Bakmışlar ki böyle olmayacak, şehrin ağaları Nasreddin Hoca’ya gelerek: “Aman hocam nedir bu filden çektiğimiz. Hünkâr seni dinler. Hünkârla konuş da şu fil belasını başımızdan alsın.” demişler.

Hoca; sakalını sıvazlayıp bir yol düşünmüş ama bulamamış. “Hadi o zaman hep beraber gidelim Timur’a, bu fil başımıza dert oldu, geri almanızı rica ediyoruz diyelim, en iyisi böyle olacak” demiş.
Hoca önde, ağalar arkada, huzura çıkmak için yola düşmüşler. Otağın kapısına gelindiğinde hoca, durumu tekrar görüşmek üzere arkasına dönmüş bakmış bir de ne görsün, ağalardan eser yok, arkasında in cin top oynuyor.

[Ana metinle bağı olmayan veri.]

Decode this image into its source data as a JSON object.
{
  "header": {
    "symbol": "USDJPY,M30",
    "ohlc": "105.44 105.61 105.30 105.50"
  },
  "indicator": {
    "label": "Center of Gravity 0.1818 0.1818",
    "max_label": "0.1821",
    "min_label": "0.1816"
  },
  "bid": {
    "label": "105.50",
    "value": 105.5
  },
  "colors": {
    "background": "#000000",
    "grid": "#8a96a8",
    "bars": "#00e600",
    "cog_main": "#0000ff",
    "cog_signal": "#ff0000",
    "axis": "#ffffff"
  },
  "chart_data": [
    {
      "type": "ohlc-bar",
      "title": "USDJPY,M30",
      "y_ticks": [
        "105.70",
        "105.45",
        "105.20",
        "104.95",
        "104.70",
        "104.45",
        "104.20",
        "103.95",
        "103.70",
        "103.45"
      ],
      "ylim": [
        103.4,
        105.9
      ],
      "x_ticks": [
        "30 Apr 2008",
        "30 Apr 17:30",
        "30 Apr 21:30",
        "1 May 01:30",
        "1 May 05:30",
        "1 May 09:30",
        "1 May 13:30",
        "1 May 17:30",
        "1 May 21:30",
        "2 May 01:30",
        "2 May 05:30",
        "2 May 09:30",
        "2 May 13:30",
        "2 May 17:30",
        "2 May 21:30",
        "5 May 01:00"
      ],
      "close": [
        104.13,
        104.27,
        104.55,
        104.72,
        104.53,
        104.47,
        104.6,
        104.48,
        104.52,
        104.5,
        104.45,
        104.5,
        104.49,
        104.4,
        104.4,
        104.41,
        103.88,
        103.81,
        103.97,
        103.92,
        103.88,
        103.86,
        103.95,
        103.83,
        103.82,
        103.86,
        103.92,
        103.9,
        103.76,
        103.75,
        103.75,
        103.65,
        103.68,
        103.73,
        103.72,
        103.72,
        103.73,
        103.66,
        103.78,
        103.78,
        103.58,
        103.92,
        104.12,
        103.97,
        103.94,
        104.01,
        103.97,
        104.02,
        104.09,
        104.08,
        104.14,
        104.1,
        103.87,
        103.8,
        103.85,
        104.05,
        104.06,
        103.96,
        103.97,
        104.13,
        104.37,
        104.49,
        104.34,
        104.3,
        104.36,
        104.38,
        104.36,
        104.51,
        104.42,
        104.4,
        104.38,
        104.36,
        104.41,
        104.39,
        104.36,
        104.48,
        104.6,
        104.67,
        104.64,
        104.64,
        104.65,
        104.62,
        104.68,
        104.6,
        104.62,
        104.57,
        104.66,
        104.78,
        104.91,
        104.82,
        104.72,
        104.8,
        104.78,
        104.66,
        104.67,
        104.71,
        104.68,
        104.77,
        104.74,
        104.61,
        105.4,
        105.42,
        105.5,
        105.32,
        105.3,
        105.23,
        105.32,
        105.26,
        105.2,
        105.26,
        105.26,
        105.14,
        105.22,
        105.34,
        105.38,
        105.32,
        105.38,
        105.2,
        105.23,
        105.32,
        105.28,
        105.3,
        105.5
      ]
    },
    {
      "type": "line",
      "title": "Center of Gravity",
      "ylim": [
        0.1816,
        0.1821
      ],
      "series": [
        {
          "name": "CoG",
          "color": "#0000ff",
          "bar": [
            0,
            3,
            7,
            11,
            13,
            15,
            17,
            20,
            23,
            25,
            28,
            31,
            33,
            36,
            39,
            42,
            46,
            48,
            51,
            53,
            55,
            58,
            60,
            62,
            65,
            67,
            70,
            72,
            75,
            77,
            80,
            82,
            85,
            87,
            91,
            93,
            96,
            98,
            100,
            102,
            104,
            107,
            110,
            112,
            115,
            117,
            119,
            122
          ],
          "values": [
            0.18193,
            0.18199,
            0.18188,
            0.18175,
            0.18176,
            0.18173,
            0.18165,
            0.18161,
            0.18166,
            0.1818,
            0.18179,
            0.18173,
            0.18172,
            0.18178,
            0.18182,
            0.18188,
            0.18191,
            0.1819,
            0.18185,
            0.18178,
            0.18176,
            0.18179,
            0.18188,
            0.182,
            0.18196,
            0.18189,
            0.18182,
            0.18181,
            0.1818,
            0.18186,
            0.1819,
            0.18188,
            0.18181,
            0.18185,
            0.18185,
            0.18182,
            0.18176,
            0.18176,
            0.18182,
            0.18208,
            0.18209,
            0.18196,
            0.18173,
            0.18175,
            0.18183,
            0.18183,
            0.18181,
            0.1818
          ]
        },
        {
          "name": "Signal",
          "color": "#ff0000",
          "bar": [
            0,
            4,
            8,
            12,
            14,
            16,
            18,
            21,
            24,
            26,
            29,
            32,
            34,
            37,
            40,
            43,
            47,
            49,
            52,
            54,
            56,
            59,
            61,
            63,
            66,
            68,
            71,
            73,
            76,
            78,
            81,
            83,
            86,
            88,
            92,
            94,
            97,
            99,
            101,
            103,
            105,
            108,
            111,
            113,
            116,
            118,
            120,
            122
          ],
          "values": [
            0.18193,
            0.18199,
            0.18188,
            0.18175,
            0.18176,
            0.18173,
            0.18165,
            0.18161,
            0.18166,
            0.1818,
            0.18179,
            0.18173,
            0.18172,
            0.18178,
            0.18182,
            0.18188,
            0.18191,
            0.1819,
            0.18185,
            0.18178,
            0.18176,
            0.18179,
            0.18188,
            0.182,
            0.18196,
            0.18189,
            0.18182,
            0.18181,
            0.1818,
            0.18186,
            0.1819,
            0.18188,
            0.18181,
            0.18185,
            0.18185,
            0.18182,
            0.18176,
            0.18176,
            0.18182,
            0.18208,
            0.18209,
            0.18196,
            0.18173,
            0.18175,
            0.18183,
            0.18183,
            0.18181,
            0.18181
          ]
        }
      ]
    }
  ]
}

Hoca “ben yapacağımı bilirim size, hem söz verirsiniz hem de kaçarsınız ha” demiş.

Timur, bir süre sonra Hoca’yı huzuruna kabul etmiş.

-Hayırdır Hoca, yine ne istiyorsun? demiş Timur.

Hoca:

“Devletlim, şehrin ağaları beni size ricaya gönderdiler. Hediyeniz olan filden çok memnun kaldılar. Garibim yalnız kalıyor bir tane daha fil istiyoruz.” demiş.

Timur:

-Hay hay! Ne demek hoca. İstediğiniz fil olsun. Var git müjdeyi hemen ver, demiş.

Nasreddin Hoca, otağın kapısından çıkınca, ağalar hemen hocanın etrafını sarmış. “Müjde bekleriz Hoca, fil ne zaman gidiyor?” demişler.

Nasreddin Hoca;

-Alın size müjde, dişisi de yarın geliyor!